Physical violence is battery.
https://www.law.cornell.edu/wex/assault_and_battery
"Assault refers to the wrong act of causing someone to reasonably fear imminent harm. This means that the fear must be something a reasonable person would foresee as threatening to them. Battery refers to the actual wrong act of physically harming someone."
"The legal definition of assault is an intentional act that gives another person reasonable fear that they'll be physically harmed or offensively touched. No physical contact or injury has to actually occur, but the accused person must have intentionally acted in a way to cause that fear."
https://vindicatelaw.com/assault-vs-battery-are-they-the-sam...
Apparently public urination can overlap with indecent exposure, depending on the situation, and the latter can result in a sex offender registry.
You hear the concept a lot, because it's a cover - "I'm on the sex offenders list, but I was just peeing. Didn't realize it was a playground, whoops!" is different from the true "I raped a girl, and despite the incredibly high burden of proof in that charge I was convicted, and now I have to tell you about it because I moved next door."

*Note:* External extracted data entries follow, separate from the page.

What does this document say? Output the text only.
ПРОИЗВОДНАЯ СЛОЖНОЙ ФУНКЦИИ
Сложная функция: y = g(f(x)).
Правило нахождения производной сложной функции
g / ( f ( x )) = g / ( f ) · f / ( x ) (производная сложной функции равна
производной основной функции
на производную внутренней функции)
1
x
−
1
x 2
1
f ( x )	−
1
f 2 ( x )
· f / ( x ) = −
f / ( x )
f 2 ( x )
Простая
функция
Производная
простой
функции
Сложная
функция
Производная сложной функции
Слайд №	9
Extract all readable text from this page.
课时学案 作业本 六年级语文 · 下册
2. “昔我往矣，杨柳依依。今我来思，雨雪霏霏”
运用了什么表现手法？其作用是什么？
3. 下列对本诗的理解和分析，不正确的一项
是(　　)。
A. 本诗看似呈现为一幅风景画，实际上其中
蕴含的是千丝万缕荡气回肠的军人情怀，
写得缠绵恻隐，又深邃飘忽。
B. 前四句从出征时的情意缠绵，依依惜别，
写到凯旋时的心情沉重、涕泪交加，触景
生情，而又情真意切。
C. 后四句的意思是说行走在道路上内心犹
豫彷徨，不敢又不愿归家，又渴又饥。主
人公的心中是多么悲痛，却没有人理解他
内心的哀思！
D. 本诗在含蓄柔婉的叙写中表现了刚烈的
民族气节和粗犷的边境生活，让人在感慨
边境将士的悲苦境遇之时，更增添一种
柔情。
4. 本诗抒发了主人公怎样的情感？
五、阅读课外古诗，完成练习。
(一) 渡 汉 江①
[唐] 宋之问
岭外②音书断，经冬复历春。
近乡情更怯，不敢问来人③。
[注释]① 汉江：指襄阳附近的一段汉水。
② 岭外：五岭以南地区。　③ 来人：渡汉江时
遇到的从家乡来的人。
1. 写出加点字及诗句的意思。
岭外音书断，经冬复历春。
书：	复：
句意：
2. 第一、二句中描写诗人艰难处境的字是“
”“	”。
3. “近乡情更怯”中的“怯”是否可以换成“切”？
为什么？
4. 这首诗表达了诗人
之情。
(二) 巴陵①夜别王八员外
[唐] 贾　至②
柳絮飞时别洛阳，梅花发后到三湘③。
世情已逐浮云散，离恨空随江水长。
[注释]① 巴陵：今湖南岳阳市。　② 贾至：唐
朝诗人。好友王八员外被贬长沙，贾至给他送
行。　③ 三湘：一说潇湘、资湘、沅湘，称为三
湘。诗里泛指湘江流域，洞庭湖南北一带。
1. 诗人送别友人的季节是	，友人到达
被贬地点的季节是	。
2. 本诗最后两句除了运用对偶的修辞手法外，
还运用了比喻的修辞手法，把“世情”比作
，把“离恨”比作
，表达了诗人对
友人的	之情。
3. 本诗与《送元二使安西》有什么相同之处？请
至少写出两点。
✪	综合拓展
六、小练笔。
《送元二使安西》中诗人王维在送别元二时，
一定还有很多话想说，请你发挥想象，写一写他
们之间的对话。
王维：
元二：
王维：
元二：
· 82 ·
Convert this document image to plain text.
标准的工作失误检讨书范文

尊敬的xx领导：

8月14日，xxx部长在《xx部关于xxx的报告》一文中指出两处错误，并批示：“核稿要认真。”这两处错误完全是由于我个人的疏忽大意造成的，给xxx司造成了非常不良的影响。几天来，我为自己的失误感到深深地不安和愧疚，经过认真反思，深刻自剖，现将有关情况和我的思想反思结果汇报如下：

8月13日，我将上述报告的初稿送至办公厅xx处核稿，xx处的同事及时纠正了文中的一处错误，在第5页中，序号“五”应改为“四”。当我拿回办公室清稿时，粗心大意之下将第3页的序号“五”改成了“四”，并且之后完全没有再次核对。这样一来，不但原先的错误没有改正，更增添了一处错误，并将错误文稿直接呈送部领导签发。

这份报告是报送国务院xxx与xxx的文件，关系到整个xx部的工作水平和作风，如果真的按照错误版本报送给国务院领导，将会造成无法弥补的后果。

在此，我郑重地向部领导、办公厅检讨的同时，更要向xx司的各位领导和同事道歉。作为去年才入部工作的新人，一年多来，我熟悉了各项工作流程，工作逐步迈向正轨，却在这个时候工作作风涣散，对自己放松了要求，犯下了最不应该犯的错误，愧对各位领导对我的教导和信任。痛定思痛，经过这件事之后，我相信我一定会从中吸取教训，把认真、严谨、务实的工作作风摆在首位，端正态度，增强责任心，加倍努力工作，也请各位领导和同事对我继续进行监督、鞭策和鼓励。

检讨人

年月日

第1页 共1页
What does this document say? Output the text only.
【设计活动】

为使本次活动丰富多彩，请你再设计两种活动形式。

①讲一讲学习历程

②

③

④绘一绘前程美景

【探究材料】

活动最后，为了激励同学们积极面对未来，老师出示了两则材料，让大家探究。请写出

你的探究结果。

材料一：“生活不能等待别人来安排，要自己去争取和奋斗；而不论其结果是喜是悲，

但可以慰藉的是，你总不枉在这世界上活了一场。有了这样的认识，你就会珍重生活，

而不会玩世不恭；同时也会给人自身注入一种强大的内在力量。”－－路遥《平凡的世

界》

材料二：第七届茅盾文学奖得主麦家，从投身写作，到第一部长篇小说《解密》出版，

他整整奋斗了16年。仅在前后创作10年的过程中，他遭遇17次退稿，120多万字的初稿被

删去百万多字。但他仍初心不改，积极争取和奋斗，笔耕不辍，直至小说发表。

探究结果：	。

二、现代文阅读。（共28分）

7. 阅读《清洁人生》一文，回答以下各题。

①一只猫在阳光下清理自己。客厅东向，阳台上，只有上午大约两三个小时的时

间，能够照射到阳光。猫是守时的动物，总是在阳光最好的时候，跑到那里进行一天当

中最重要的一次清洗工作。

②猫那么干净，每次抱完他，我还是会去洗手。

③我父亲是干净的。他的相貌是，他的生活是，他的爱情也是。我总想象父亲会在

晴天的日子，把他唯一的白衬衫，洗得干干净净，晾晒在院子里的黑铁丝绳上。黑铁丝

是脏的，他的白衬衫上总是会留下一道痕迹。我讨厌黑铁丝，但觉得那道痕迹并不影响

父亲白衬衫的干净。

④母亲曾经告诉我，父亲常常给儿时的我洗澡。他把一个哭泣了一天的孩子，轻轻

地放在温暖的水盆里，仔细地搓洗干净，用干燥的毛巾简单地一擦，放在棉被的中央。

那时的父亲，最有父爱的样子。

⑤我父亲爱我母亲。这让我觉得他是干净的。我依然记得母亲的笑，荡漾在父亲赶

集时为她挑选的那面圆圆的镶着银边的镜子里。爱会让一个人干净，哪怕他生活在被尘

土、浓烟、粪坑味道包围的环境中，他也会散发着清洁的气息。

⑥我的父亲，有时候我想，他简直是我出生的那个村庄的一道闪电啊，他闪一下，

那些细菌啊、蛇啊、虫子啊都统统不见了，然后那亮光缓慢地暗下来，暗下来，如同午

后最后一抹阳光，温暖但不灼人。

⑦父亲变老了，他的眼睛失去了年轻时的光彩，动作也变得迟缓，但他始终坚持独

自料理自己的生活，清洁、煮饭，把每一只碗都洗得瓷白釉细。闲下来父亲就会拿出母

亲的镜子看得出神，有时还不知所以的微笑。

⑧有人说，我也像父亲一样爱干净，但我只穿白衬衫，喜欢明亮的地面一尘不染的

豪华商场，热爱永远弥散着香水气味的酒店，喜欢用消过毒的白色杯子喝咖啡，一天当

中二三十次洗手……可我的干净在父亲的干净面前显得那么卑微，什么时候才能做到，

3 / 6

Look on the registry yourself - you won't see anyone on there for peeing in public: https://www.nsopw.gov/
What burden of proof?
This is a crime where you can be accused of having committed it several years in the past, with no supporting evidence of any kind, and convicted for no other reason than that you give someone a "rapist" vibe.
https://www.law.umich.edu/special/exoneration/Pages/casedeta...
Example: "I'm gonna shoot you" is legally assault in my jurisdiction. "Someone should shoot you": not assault.